Films have the potential to do anything. In cinemas you can escape reality for a few hours and be transported anywhere and for that I love cinema. All that being true, cinema is like music in the respect that pretty much that can be done has been done. This is how we get movements and styles repeating themselves, going in cycles. Anything that tries to be new and original will fall into one of two camps; it will be either be something that recycles the old or something that could only be described as insane. Me telling you about this can only mean that something bat-shit insane has been released, and it has, the film in question is Rubber directed by Quentin Depieux.

Before I synopsise the film I have to say that I am not making this up, this is genuinely what the film rubber is about. Rubber is the story of Robert, a tire who wakes up in the middle of the desert and seeks to playfully get on with his life. But it’s not going to be so simple because in trying to get out the desert Robert discovers he has power to make things explode, he starts with small animals and because of the way in which he is treated by humans he eventually tries it on them too with brilliant head popping results.

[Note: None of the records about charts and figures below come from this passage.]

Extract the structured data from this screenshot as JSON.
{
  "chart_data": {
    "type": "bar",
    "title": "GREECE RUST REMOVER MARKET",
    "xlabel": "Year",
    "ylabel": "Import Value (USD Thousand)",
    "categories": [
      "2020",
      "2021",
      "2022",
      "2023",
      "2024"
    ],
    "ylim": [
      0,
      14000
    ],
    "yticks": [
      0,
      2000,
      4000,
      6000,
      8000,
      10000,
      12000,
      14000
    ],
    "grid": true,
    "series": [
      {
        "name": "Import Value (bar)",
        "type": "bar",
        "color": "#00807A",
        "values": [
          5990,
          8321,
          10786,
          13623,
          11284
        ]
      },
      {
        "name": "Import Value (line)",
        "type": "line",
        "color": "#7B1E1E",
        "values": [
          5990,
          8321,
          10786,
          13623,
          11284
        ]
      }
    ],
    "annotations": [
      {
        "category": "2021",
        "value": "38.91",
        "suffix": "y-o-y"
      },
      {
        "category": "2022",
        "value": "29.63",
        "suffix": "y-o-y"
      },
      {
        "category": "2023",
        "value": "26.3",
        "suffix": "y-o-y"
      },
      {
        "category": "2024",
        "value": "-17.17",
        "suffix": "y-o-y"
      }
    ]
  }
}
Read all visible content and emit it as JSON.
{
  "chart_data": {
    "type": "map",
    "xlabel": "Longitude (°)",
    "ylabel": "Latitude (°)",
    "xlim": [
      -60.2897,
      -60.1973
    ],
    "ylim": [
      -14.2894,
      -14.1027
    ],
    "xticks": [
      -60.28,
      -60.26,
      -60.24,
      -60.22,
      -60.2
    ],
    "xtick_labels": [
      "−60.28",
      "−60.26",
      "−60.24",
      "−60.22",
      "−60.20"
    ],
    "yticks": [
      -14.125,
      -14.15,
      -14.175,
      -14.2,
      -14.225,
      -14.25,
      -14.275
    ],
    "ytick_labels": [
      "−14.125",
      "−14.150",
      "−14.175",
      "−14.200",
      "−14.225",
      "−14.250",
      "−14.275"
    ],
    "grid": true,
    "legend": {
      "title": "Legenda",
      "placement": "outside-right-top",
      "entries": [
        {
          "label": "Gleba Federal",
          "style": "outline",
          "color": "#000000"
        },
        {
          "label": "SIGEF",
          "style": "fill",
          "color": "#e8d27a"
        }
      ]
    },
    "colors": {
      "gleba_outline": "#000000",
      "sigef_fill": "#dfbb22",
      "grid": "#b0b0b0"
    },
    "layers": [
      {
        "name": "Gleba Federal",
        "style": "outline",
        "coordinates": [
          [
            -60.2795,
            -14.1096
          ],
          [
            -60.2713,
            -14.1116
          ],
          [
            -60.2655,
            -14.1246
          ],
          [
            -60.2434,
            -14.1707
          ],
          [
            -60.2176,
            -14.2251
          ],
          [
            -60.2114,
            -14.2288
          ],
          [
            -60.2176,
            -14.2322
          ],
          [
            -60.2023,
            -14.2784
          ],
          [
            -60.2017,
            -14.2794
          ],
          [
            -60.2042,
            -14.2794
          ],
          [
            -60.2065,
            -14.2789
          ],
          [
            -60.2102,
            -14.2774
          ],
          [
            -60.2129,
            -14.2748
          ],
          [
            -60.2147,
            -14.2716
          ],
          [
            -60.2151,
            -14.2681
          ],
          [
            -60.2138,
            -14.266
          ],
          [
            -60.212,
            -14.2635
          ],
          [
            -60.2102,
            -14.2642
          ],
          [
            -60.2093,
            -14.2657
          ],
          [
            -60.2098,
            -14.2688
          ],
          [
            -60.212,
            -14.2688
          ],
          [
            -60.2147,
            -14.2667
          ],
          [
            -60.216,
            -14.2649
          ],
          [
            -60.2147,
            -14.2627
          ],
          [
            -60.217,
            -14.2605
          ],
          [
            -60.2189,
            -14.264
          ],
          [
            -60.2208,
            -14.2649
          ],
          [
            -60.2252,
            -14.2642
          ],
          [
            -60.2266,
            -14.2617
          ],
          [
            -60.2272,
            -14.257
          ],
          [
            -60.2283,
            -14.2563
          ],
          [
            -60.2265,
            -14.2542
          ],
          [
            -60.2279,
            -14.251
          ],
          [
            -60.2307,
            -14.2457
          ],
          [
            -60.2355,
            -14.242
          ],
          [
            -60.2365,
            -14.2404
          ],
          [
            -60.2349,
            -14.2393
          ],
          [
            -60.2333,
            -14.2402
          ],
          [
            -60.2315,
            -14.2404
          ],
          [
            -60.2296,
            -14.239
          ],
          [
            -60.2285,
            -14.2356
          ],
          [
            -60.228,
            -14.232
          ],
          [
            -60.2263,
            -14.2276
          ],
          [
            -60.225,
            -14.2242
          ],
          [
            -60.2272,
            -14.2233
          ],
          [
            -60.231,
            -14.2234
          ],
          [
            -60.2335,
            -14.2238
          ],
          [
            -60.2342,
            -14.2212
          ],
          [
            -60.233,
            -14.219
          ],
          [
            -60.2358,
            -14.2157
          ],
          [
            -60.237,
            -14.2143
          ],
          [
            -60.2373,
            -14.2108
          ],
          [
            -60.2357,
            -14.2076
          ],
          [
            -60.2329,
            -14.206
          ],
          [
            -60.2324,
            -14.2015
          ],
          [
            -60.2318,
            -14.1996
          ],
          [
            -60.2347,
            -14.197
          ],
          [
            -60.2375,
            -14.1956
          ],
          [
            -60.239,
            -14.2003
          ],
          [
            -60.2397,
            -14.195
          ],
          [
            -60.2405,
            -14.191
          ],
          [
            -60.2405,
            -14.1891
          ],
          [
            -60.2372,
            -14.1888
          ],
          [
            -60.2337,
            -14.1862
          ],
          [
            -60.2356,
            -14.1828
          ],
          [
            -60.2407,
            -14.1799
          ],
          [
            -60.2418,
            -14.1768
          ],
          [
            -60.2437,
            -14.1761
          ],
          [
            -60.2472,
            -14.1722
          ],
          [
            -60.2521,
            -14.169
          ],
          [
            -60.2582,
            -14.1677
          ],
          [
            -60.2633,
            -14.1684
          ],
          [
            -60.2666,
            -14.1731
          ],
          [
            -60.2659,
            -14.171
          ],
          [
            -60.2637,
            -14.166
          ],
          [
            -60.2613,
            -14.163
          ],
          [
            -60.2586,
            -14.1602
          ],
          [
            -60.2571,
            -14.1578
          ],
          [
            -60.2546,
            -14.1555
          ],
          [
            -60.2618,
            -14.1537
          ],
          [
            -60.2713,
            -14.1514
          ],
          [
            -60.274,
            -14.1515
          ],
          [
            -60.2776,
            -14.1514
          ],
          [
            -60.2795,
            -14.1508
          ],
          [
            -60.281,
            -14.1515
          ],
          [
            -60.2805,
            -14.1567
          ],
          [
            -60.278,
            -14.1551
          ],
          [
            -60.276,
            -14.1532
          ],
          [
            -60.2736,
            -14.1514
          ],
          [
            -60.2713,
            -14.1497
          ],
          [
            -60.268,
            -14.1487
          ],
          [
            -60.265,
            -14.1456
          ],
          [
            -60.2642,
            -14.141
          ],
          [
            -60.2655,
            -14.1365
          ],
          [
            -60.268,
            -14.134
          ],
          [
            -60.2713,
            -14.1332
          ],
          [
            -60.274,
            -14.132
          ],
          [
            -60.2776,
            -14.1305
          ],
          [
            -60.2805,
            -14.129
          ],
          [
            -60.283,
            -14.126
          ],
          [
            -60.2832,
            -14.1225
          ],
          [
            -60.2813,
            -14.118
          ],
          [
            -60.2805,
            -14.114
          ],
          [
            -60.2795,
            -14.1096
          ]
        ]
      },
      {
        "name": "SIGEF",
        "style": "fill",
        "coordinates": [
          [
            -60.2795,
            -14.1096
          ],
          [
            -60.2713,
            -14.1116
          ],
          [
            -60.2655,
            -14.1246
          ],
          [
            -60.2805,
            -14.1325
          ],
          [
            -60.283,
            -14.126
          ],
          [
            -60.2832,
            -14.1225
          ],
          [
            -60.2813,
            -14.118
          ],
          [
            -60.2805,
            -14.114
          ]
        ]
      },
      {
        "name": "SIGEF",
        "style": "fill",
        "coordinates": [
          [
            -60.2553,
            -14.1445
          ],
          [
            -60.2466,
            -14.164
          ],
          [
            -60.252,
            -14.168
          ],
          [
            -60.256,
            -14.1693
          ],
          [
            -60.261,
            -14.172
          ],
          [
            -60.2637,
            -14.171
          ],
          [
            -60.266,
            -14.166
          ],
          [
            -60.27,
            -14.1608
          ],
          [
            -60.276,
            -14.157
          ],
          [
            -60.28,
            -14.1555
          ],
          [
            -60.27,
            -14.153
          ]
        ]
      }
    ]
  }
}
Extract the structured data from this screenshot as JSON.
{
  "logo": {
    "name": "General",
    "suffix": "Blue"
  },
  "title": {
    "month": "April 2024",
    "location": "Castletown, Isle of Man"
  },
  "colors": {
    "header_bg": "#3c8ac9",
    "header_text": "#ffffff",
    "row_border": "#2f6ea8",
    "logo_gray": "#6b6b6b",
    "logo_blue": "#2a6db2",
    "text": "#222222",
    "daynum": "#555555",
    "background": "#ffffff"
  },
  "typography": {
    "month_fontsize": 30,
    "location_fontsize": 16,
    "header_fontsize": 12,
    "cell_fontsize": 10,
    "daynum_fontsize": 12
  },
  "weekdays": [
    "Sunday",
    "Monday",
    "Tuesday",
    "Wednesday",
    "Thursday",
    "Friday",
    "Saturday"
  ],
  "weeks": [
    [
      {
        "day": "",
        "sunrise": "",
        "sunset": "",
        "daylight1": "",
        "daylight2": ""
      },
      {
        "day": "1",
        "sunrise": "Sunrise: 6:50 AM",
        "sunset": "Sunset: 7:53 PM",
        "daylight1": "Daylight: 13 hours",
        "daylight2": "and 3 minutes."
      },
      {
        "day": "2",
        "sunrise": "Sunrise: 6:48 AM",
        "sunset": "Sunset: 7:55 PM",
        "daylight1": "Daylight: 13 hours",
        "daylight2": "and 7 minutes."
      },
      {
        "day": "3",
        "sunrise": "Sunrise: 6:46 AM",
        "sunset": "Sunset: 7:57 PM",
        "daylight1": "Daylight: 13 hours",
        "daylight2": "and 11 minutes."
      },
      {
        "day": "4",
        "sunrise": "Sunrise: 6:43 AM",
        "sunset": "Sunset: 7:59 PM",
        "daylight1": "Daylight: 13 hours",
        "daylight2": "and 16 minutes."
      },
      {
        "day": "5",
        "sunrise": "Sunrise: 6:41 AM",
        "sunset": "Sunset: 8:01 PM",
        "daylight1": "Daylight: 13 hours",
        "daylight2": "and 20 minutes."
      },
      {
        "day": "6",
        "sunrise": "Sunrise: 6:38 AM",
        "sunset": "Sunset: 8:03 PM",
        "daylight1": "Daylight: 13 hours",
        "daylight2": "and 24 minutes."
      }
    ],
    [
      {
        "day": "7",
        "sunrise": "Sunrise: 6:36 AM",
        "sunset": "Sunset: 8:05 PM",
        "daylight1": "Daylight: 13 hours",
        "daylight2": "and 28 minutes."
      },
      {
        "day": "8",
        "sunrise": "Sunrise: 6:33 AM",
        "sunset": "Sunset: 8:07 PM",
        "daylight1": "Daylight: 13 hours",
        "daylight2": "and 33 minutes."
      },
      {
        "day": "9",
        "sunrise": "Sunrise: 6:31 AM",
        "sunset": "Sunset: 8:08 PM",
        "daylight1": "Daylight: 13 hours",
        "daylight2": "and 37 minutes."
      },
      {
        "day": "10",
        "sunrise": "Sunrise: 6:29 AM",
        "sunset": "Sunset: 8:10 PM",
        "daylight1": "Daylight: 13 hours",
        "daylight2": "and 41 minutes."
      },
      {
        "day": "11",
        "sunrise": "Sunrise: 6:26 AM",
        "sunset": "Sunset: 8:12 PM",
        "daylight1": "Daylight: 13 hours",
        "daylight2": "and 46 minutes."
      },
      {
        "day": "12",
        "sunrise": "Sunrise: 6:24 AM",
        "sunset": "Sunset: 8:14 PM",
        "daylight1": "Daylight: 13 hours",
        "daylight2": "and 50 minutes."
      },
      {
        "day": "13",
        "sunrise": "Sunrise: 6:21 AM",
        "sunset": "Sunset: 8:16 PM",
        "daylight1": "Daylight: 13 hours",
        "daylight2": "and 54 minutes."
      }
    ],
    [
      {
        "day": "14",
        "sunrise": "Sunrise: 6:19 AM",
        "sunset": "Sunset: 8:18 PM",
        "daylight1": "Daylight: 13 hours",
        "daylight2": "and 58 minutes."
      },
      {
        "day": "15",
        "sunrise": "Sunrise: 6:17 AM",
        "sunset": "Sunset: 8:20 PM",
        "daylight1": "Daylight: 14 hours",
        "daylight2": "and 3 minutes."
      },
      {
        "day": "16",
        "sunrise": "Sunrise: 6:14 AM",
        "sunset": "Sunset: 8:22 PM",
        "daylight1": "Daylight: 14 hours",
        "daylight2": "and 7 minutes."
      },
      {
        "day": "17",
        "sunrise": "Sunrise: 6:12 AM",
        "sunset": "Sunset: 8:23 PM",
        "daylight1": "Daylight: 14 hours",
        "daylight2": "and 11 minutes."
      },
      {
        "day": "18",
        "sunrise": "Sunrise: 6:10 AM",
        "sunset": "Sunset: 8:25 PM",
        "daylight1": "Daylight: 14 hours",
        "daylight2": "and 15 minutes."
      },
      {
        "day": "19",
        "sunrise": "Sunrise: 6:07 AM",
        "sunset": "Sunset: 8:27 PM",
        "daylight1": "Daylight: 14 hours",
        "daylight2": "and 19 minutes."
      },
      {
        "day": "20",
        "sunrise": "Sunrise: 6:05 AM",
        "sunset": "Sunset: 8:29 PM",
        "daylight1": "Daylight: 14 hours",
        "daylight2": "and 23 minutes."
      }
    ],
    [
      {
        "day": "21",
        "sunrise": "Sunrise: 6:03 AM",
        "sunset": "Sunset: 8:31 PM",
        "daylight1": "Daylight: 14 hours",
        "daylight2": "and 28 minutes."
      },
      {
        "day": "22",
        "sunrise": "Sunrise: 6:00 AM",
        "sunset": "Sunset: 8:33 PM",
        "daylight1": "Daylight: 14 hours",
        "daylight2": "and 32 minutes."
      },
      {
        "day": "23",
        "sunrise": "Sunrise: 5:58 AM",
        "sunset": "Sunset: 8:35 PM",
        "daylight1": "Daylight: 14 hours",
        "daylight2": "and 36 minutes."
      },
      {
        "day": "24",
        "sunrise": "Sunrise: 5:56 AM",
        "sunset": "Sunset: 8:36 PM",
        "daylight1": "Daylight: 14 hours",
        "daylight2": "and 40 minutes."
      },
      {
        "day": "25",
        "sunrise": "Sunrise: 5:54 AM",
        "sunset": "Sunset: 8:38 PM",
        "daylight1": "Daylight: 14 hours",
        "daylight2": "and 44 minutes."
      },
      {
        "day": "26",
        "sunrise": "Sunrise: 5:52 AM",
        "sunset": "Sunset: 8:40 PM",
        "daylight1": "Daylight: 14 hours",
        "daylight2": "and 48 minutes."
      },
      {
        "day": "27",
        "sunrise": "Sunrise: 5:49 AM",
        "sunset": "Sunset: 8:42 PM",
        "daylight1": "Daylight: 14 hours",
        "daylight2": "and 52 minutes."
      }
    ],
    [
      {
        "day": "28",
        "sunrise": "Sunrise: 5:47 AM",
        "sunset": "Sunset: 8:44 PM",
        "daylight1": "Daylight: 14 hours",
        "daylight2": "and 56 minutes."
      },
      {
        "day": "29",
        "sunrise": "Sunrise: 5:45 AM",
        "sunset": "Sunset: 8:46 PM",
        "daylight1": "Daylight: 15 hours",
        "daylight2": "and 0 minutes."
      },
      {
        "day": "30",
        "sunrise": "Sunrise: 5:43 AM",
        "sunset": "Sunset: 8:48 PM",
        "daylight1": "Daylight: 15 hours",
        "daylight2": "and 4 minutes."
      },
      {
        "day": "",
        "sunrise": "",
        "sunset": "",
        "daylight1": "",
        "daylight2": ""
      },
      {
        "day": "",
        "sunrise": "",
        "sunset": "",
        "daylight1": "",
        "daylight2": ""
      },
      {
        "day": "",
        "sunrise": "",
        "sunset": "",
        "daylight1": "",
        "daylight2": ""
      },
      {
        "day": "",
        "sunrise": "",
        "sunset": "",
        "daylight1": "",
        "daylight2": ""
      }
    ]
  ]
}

It speaks volumes of the direction that you can feel the emotions of the tire which leads him down this most murderous of paths. To be able to read the personality and emotion of a mute, inanimate object is an impressive accomplishment. But with the lead character being mute it means you have to interpret rather than be told, but the way I see it is that this is a film of two distinct halves. The first half is our rubber friend discovering everything for the first time, it’s a celebration of the simple pleasures in life and the second half which starts when Robert falls in love with the character played by Roxane Mesquida. That’s when the film transforms from a film contemplating all the small things to a rather strange horror film where an inanimate rubber object goes on a massive killing spree.

Rubber also has some of smartest fourth wall breaking that I have ever seen in film thanks to the film jumping freely across the lines of reality and art. This is done in the other plot strand in which a group of spectators watch the events and comment on how they think it is going. There is also a police officer who jumps between the ‘story’ which the spectators are viewing from afar as he delivers a monologue about how pretty much everything in cinema and life happens for no reason and being the lead investigator in the strangest of cases. His role reaches its heady peak when he constantly points out that everything that is happening isn’t real. Rubber doesn’t as much break down the fourth wall it makes mince meat out of it, both literally and metaphorically.

Rubber is an incredibly clever film, but it’s also a stupid film. I don’t mean to confuse you but we are talking about a film which stars a tire with serious bloodlust. When I stupid I don’t mean that as an insult, what I mean is that this has all the B-movie tropes. It has the ridiculous plot, acting so bad from that it seemed like they were just reading it from a piece of paper from some whereas others where seeming improvising with results varying between brilliant and awkward, this is especially true of  Stephen Spinella and Wings Hauser.

But worst of all it’s the films ability to entice and enrage. I believe that to be the case for two reasons, alot of people who watch films like to be able to understand what is going on, but as it states at the beginning “this is a movie celebrating no reason”. Therefore those people out there who only like films which create some illusion of reality will hate this film. Rubber is also a slow film. During the first half of this film is where this is most true thanks to all that celebrating the mundane and every day, but the director/writer consciously as is playfully hinted at thanks to the spectator feedback.

Enough with the criticisms, one of the problems I have had with alot of recent releases is that there were either predictable to the point of cliché or they subvert your expectations by taking you into something that ruined the whole experience. That isn’t true here, it might just be me but I didn’t really know what was going to happen. I watched Rubber with wide-eyed enthusiasm on the proceedings that were unfolding on screen thanks to the sheer uniqueness of the film. I was thrilled by the originally rather than numbed by familiarity.

As unpredictable as the events are, and as brilliant as the script and direction is by Gerard Depieux, this is still a very weird film. Therefore it is sad to report that this film is most definitely not for everybody. This puts me in a funny position as I believe this to be a film that everybody has to see at least once. But if you anything like me then you will find a film that you will keep on coming back time and time again this is thanks to a script that is equal amounts intellectual and plain stupidity. The article that will be remembered most gleefully from me is the tone. It is a violent film at the best of times but the playful tone born from twinning the craziness with the soundtrack by Mr Oizo & Gaspard Auge had me smiling throughout the whole 85 minute running time. That and the brilliant ending helped a great deal too.